Собаку все почему-то звали Тачка. Коричнево-бежевая, гладкошерстная, с мордой овчарки и ушами дворняжки, она была безобидной псинкой, добродушной и коммуникабельной. Потомок своих предков, она всегда, радостно поскуливая и повизгивая, виляла хвостом, выражая не только дружелюбие, но и приглашение к игре. Она вымаливала лакомый кусочек, «улыбаясь» хвостом.
В то утро Марина, как обычно, бросила ей косточку, и Тачка ловко подхватила ее на лету. Но тут откуда ни возьмись появилась незнакомая лохматая собака. Подняв хвост и напряженно вытянув его в струнку, она как будто хотела выразить свое «начальственное» положение и полную боевую готовность отнять завтрак у Тачки. Марина возмутилась, но лохматая бродяга свирепо огрызнулась, и она едва успела отскочить. Собачьи зубы обожгли кожу на ноге.
Пришлось идти в поликлинику, чтобы сделать на всякий случай прививку.
В коридоре в ожидании своей очереди на жестких стульях томились больные. Большинство – сердобольные разговорчивые старушки. Одна тут же начала ей сочувствовать:
– Заболела, милая?
Напуганная происшедшим, Марина совершенно не была склонна в эти минуты к общению и осветила правду жизни одним словом:
– Возможно.
Бабуля обиженно поджала губы и повернулась к соседке. Та немедленно обобщила:
– Теперь молодежь такая: и пообщаться с нами не хочет!
– Нынче молодежь – погляди да брось, – солидарно пробурчала третья бабуля.

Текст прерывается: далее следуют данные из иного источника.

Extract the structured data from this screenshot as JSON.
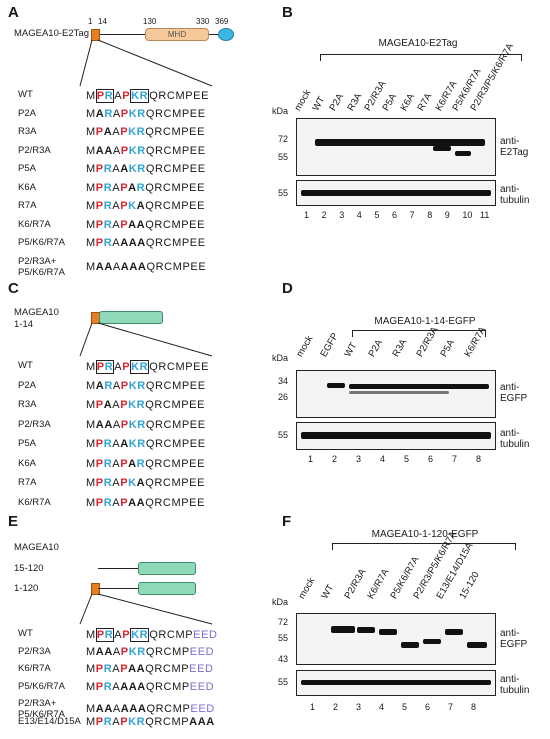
{
  "panels": {
    "A": {
      "label": "A",
      "construct": "MAGEA10-E2Tag",
      "positions": [
        "1",
        "14",
        "130",
        "330",
        "369"
      ],
      "domain": "MHD",
      "rows": [
        {
          "name": "WT",
          "seq": "MPRAPKRQRCMPEE"
        },
        {
          "name": "P2A",
          "seq": "MARAPKRQRCMPEE"
        },
        {
          "name": "R3A",
          "seq": "MPAAPKRQRCMPEE"
        },
        {
          "name": "P2/R3A",
          "seq": "MAAAPKRQRCMPEE"
        },
        {
          "name": "P5A",
          "seq": "MPRAAKRQRCMPEE"
        },
        {
          "name": "K6A",
          "seq": "MPRAPARQRCMPEE"
        },
        {
          "name": "R7A",
          "seq": "MPRAPKAQRCMPEE"
        },
        {
          "name": "K6/R7A",
          "seq": "MPRAPAAQRCMPEE"
        },
        {
          "name": "P5/K6/R7A",
          "seq": "MPRAAAAQRCMPEE"
        },
        {
          "name": "P2/R3A+ P5/K6/R7A",
          "seq": "MAAAAAAQRCMPEE"
        }
      ]
    },
    "B": {
      "label": "B",
      "bracket": "MAGEA10-E2Tag",
      "lanes": [
        "mock",
        "WT",
        "P2A",
        "R3A",
        "P2/R3A",
        "P5A",
        "K6A",
        "R7A",
        "K6/R7A",
        "P5/K6/R7A",
        "P2/R3/P5/K6/R7A"
      ],
      "lane_numbers": [
        "1",
        "2",
        "3",
        "4",
        "5",
        "6",
        "7",
        "8",
        "9",
        "10",
        "11"
      ],
      "kda": "kDa",
      "top_markers": [
        "72",
        "55"
      ],
      "bottom_markers": [
        "55"
      ],
      "top_label": "anti-\nE2Tag",
      "bottom_label": "anti-\ntubulin"
    },
    "C": {
      "label": "C",
      "construct_line1": "MAGEA10",
      "construct_line2": "1-14",
      "rows": [
        {
          "name": "WT",
          "seq": "MPRAPKRQRCMPEE"
        },
        {
          "name": "P2A",
          "seq": "MARAPKRQRCMPEE"
        },
        {
          "name": "R3A",
          "seq": "MPAAPKRQRCMPEE"
        },
        {
          "name": "P2/R3A",
          "seq": "MAAAPKRQRCMPEE"
        },
        {
          "name": "P5A",
          "seq": "MPRAAKRQRCMPEE"
        },
        {
          "name": "K6A",
          "seq": "MPRAPARQRCMPEE"
        },
        {
          "name": "R7A",
          "seq": "MPRAPKAQRCMPEE"
        },
        {
          "name": "K6/R7A",
          "seq": "MPRAPAAQRCMPEE"
        }
      ]
    },
    "D": {
      "label": "D",
      "bracket": "MAGEA10-1-14-EGFP",
      "lanes": [
        "mock",
        "EGFP",
        "WT",
        "P2A",
        "R3A",
        "P2/R3A",
        "P5A",
        "K6/R7A"
      ],
      "lane_numbers": [
        "1",
        "2",
        "3",
        "4",
        "5",
        "6",
        "7",
        "8"
      ],
      "kda": "kDa",
      "top_markers": [
        "34",
        "26"
      ],
      "bottom_markers": [
        "55"
      ],
      "top_label": "anti-\nEGFP",
      "bottom_label": "anti-\ntubulin"
    },
    "E": {
      "label": "E",
      "construct_title": "MAGEA10",
      "constructs": [
        "15-120",
        "1-120"
      ],
      "rows": [
        {
          "name": "WT",
          "seq": "MPRAPKRQRCMPEED"
        },
        {
          "name": "P2/R3A",
          "seq": "MAAAPKRQRCMPEED"
        },
        {
          "name": "K6/R7A",
          "seq": "MPRAPAAQRCMPEED"
        },
        {
          "name": "P5/K6/R7A",
          "seq": "MPRAAAAQRCMPEED"
        },
        {
          "name": "P2/R3A+ P5/K6/R7A",
          "seq": "MAAAAAAQRCMPEED"
        },
        {
          "name": "E13/E14/D15A",
          "seq": "MPRAPKRQRCMPAAA"
        }
      ]
    },
    "F": {
      "label": "F",
      "bracket": "MAGEA10-1-120-EGFP",
      "lanes": [
        "mock",
        "WT",
        "P2/R3A",
        "K6/R7A",
        "P5/K6/R7A",
        "P2/R3/P5/K6/R7A",
        "E13/E14/D15A",
        "15-120"
      ],
      "lane_numbers": [
        "1",
        "2",
        "3",
        "4",
        "5",
        "6",
        "7",
        "8"
      ],
      "kda": "kDa",
      "top_markers": [
        "72",
        "55",
        "43"
      ],
      "bottom_markers": [
        "55"
      ],
      "top_label": "anti-\nEGFP",
      "bottom_label": "anti-\ntubulin"
    }
  },
  "colors": {
    "mutated": "#e0232c",
    "basic": "#2fa4d8",
    "acidic": "#7a6ed0",
    "mhd_fill": "#f7c99a",
    "egfp_fill": "#8fd9b8",
    "start_box": "#e67e22",
    "end_oval": "#3cb6e3"
  }
}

Теперь пришла очередь обидеться Марине.
Но в следующий момент из кабинета врача вышла медсестра и громко объявила:
– Женщина, которая с бешенством, пройдите в пятый кабинет!
Все замолчали и уставились на Марину: кто с любопытством, кто с опаской, кто с долей жалости.
Перед дверью пятого кабинета она остановилась, оглянулась и, мило улыбнувшись бабулькам, произнесла:
– Р-р-р-р!
А потом для большей убедительности добавила:
– Гав, гав!
Ох, надо было видеть их лица!..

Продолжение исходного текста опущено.